Carter put the car into first gear, eased a few feet further into the traffic jam, then started the conversation:
‘The woman… Olivia Grantham… goes in there, dressed for sex. She goes in there and she can’t get out.’
‘Yeah – the men get carried away; fights break out and she gets killed; then they get scared and do a runner,’ said Willis.
‘Where did they go then?’ asked Carter, not waiting for an answer as he continued: ‘We need to get officers going into every hostel, every empty building where they sleep; we’ll start with those within a mile radius and then we’ll widen the net if we have to. I need all the off-licences in the area contacted, to go through their tills and see who paid for that brand of half-bottles of vodka we found in there. Who are the heroin and crack dealers in the area? Also, I want officers all over that estate. Someone must have seen something.’

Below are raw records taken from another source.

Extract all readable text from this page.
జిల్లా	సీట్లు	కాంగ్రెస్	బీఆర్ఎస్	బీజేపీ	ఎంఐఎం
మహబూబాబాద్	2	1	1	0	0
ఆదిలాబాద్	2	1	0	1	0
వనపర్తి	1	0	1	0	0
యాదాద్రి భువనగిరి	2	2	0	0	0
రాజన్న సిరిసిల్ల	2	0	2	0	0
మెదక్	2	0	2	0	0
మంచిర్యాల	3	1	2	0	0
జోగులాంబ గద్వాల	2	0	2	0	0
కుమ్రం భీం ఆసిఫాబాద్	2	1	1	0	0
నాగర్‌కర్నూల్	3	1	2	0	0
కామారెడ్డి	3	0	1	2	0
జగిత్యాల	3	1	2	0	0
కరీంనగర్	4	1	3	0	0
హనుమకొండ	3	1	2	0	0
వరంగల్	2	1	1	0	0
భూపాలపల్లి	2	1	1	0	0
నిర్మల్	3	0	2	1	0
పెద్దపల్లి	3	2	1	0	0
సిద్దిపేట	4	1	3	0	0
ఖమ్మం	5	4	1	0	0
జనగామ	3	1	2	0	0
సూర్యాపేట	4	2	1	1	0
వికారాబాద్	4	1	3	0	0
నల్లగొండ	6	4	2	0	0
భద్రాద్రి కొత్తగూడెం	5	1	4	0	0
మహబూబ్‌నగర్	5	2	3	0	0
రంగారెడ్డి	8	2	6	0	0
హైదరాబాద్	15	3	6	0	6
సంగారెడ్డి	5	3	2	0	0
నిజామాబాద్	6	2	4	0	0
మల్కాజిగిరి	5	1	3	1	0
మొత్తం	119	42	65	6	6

‘I think we should post extra officers on the surrounding streets too, guv,’ said Willis as she made notes. ‘The people who sleep there are bound to try and come back.’
‘Exactly. We will. We’ll round them up. Bring them in, fingerprints, DNA samples.’

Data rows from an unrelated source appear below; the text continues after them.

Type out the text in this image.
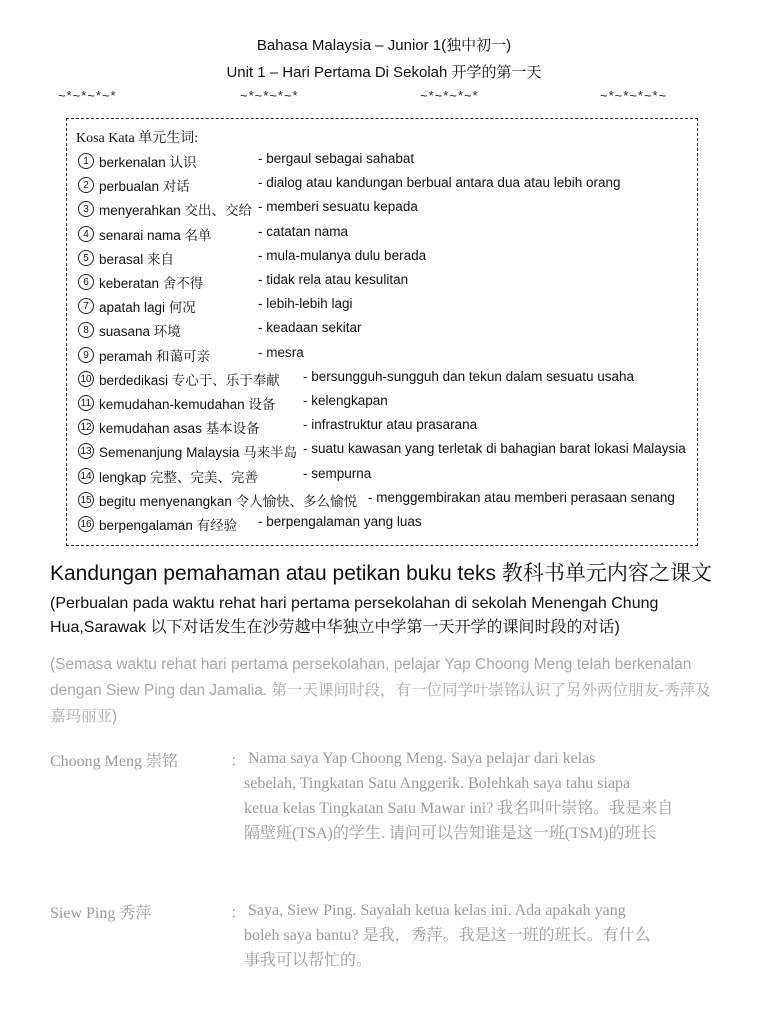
Bahasa Malaysia – Junior 1(独中初一)
Unit 1 – Hari Pertama Di Sekolah 开学的第一天
~*~*~*~*	~*~*~*~*	~*~*~*~*	~*~*~*~*~
Kosa Kata 单元生词:
1 berkenalan 认识	- bergaul sebagai sahabat
2 perbualan 对话	- dialog atau kandungan berbual antara dua atau lebih orang
3 menyerahkan 交出、交给 - memberi sesuatu kepada
4 senarai nama 名单	- catatan nama
5 berasal 来自	- mula-mulanya dulu berada
6 keberatan 舍不得	- tidak rela atau kesulitan
7 apatah lagi 何况	- lebih-lebih lagi
8 suasana 环境	- keadaan sekitar
9 peramah 和蔼可亲	- mesra
10 berdedikasi 专心于、乐于奉献 - bersungguh-sungguh dan tekun dalam sesuatu usaha
11 kemudahan-kemudahan 设备 - kelengkapan
12 kemudahan asas 基本设备	- infrastruktur atau prasarana
13 Semenanjung Malaysia 马来半岛 - suatu kawasan yang terletak di bahagian barat lokasi Malaysia
14 lengkap 完整、完美、完善	- sempurna
15 begitu menyenangkan 令人愉快、多么愉悦 - menggembirakan atau memberi perasaan senang
16 berpengalaman 有经验 - berpengalaman yang luas
Kandungan pemahaman atau petikan buku teks 教科书单元内容之课文
(Perbualan pada waktu rehat hari pertama persekolahan di sekolah Menengah Chung Hua,Sarawak 以下对话发生在沙劳越中华独立中学第一天开学的课间时段的对话)
(Semasa waktu rehat hari pertama persekolahan, pelajar Yap Choong Meng telah berkenalan dengan Siew Ping dan Jamalia. 第一天课间时段，有一位同学叶崇铭认识了另外两位朋友-秀萍及嘉玛丽亚)
Choong Meng 崇铭	： Nama saya Yap Choong Meng. Saya pelajar dari kelas

sebelah, Tingkatan Satu Anggerik. Bolehkah saya tahu siapa

ketua kelas Tingkatan Satu Mawar ini? 我名叫叶崇铭。我是来自

隔壁班(TSA)的学生. 请问可以告知谁是这一班(TSM)的班长

Siew Ping 秀萍	： Saya, Siew Ping. Sayalah ketua kelas ini. Ada apakah yang

boleh saya bantu? 是我，秀萍。我是这一班的班长。有什么

事我可以帮忙的。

‘We might find some evidence in the lock-up, guv.’
‘Ring Sandford now and tell him what we found.’
Willis got off the phone to Sandford.
‘He’ll get over there as soon as he is able. He says to wear suits when we go into Olivia Grantham’s flat. He’s going to want to go in there next.’
Carter laughed. ‘Tell him to get his head out of his arse and do his job – we’ll do ours – pompous git.’ Carter went back to drumming his thumb on the wheel.
The caretaker answered his buzzer at the entrance to the mock-Georgian block of smart flats where Olivia Grantham lived. He was expecting them and handed them the keys to her apartment.
‘Do you know if Miss Grantham had a car, sir?’ Carter asked. The caretaker was a retired Met officer now living rent-free in exchange for handyman duties.
‘Yes. She had a white Fiat 500.’
‘Where is it parked?’
‘She had a car-parking space around the back of the building – but the car’s not there now. She left in it yesterday evening and didn’t return.’
‘Did you see her leave?’
‘Yes. I talked to her.’
‘What time was that?’ Willis wrote in her notebook as Carter asked the questions.
‘About six. I was saying goodbye to my friend here at the door when she came by us.’